From the grasping comes the sense of becoming; one gets involved in this
whole process and is reborn into the new situation. From there emerges
the sense of dissatisfaction, and you get lost in that: 'Oh, here I go
again!'
Notice how birth and death work. You are bored with meditation, your
knees are hurting, you want to get up and do something interesting. Then
we get a pleasant, beautiful, creative idea that is really going to help
the world. Rather than simply noticing this as a pleasant idea, craving
develops to keep it going. We start to think, we grasp the craving and
then we create something. This is where we seek rebirth; we go on from
one to the next to another. It is important to notice this, because at
that point we have a choice.

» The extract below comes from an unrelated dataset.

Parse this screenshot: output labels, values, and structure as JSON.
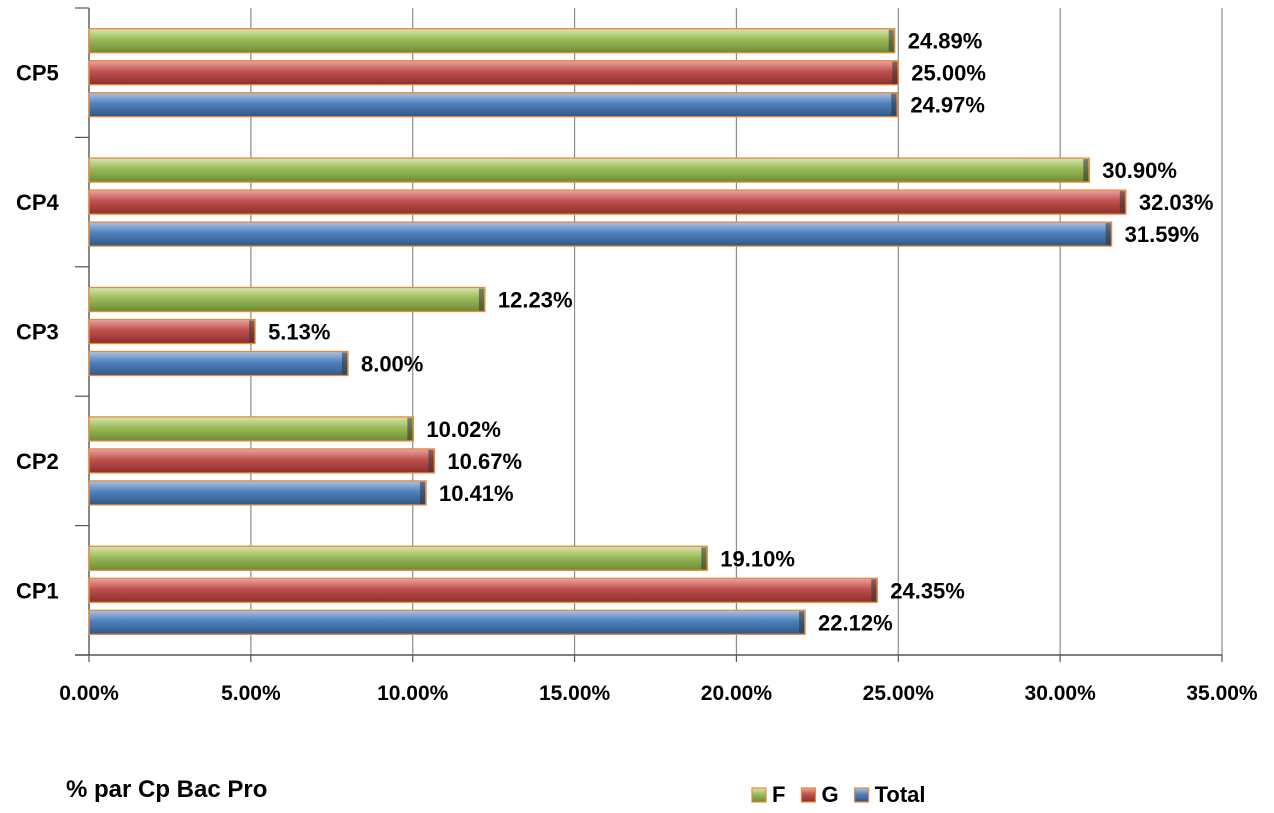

If we can see craving clearly and not grasp
it, we save ourselves a rebirth, and experience the silence of the mind.
If, on the other hand we choose to be reborn then our next option will
be a death. Death is when the dancing will not stop; it continues on and
on in the mind. That is the decline, the kamma of attachment; rather
than face that decline into despair and boredom, we seek an alternative
rebirth. That is why boredom and disillusionment are so very important.
If we can simply bear to be with the ending of a cycle, that acceptance
can take us beyond rebirth.
So we choose. Sometimes we will be able to notice that movement towards
the pleasant, and we will say, 'No, I don't really need that'. At other
times we will get caught up with the pleasure. Then we will experience
its decline, and have to bear with that. Remember that if you are
reborn, you will need to die again!
Nibbana, liberation, is that which is not born and does not die, it
carries us beyond the cycle - not in terms of whether we will be a
rabbit in the next life - but right now. If you get that principle
right, it will always work for us in this way.